Elle était une étudiante rigoureuse en cinéma – et adorait particulièrement le glamour décousu de Bette Davis – quelque chose qu'il est facile d'oublier quand on la regarde en action. Dans sa filmographie, Rowlands a joué avec une fluidité qui semblait plus proche du comportement réel que du jeu d'acteur au cinéma. C'est pour cette raison que ses performances ont souvent été confondues avec de l'improvisation malgré la méthode qu'elle y apportait.
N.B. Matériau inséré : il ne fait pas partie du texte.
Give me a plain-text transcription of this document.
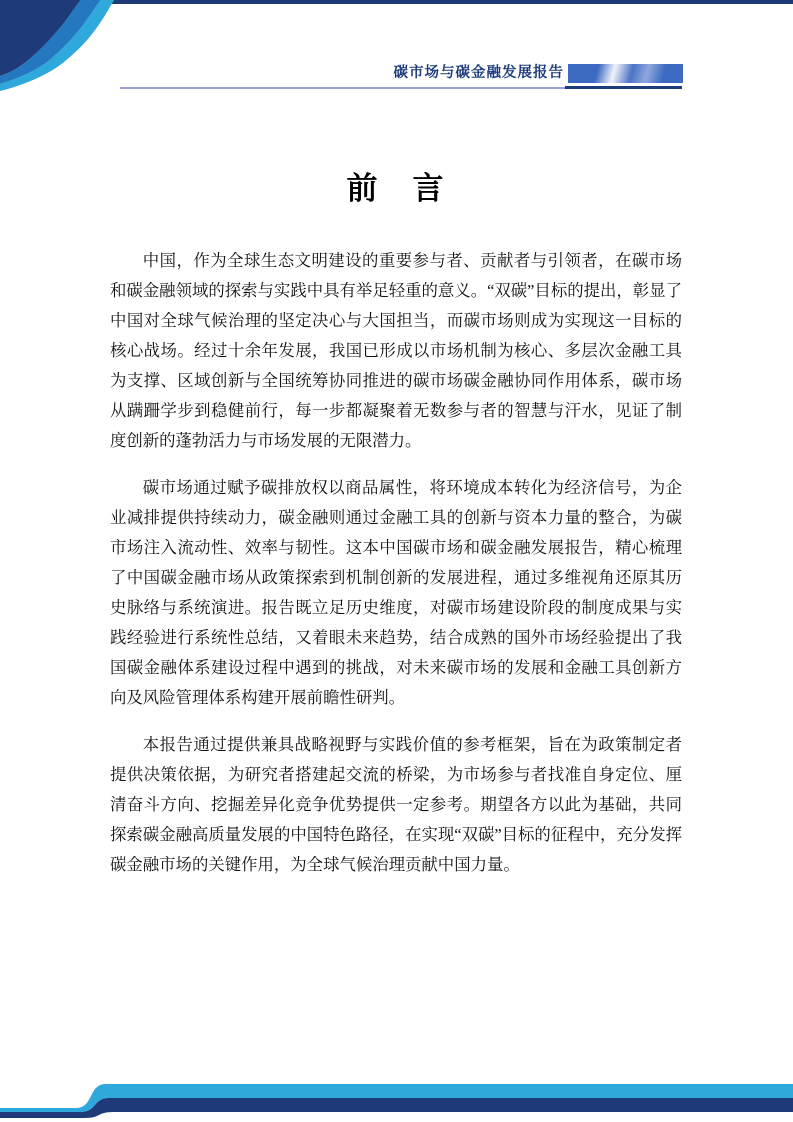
碳市场与碳金融发展报告
前　言

中国，作为全球生态文明建设的重要参与者、贡献者与引领者，在碳市场和碳金融领域的探索与实践中具有举足轻重的意义。“双碳”目标的提出，彰显了中国对全球气候治理的坚定决心与大国担当，而碳市场则成为实现这一目标的核心战场。经过十余年发展，我国已形成以市场机制为核心、多层次金融工具为支撑、区域创新与全国统筹协同推进的碳市场碳金融协同作用体系，碳市场从蹒跚学步到稳健前行，每一步都凝聚着无数参与者的智慧与汗水，见证了制度创新的蓬勃活力与市场发展的无限潜力。

碳市场通过赋予碳排放权以商品属性，将环境成本转化为经济信号，为企业减排提供持续动力，碳金融则通过金融工具的创新与资本力量的整合，为碳市场注入流动性、效率与韧性。这本中国碳市场和碳金融发展报告，精心梳理了中国碳金融市场从政策探索到机制创新的发展进程，通过多维视角还原其历史脉络与系统演进。报告既立足历史维度，对碳市场建设阶段的制度成果与实践经验进行系统性总结，又着眼未来趋势，结合成熟的国外市场经验提出了我国碳金融体系建设过程中遇到的挑战，对未来碳市场的发展和金融工具创新方向及风险管理体系构建开展前瞻性研判。

本报告通过提供兼具战略视野与实践价值的参考框架，旨在为政策制定者提供决策依据，为研究者搭建起交流的桥梁，为市场参与者找准自身定位、厘清奋斗方向、挖掘差异化竞争优势提供一定参考。期望各方以此为基础，共同探索碳金融高质量发展的中国特色路径，在实现“双碳”目标的征程中，充分发挥碳金融市场的关键作用，为全球气候治理贡献中国力量。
Lectrice avant tout, elle a basé bon nombre de ses performances sur sa propre analyse de scénario, apportant une maîtrise totale et une paternité à ses rôles.

Au cours de sa carrière ultérieure, après la mort de son mari, elle a décroché une série de petits rôles dans plusieurs films télévisés (et est apparue dans de rares épisodes deNCIS), pourtant ses performances étaient tout aussi bouleversantes dans ces rôles indignes que dans son travail avec Cassavetes. Même ce rôle dansLe cahier.

En juin, Nick Cassavetes, le fils de Rowlands et directeur deLe Carnet,révélé àDivertissement hebdomadaireque, comme son personnage dans le film, Rowlands vivait avec la démence : « Nous l'avons vécu, elle l'a joué, et maintenant c'est notre faute. »

S’il y a jamais eu un moment pour témoigner, faire passer le message et montrer du respect à Rowlands, c’est bien maintenant. Chaque geste ébouriffant, chaque mouvement qui lui est propre, chaque nerf et chaque muscle de son corps qui ont participé à chacune de ses performances – son âme est là. Ce sont dix des rôles les plus essentiels de Rowlands et sans aucun doute certains des acteurs les plus beaux et les plus transformateurs dont vous puissiez être témoin.

Rowlands n'apparaît que dans quelques scènes du film de David Miller.Les courageux sont seuls- un film qui suit un cow-boy (Kirk Douglas) et sa tentative de fuir une Amérique qui se modernise rapidement - mais sa très brève présence en tant qu'épouse du meilleur ami de Douglas est suffisante pour voir un genre en transition, tournant l'existentiel occidental. Il est profondément déconcertant de voir des émotions aussi réelles que celles de Rowlands dans un genre qui était alors devenu si tropique. Aux côtés d'un Douglas coquin et d'un Michael Kane résolu (qui joue son mari), les sentiments étouffés de Rowlands frémissent pratiquement sur son visage. Elle porte le fardeau d'une femme abandonnée, remplie à la fois de rage envers l'homme qui la laisse à la maison et d'une tendresse réticente envers les hommes qui ne peuvent s'empêcher de partir. "Croyez-moi, s'il n'y avait pas besoin d'hommes pour faire des bébés, je n'aurais rien à voir avec aucun d'entre vous", lance-t-elle à Kane dans une scène particulièrement intense.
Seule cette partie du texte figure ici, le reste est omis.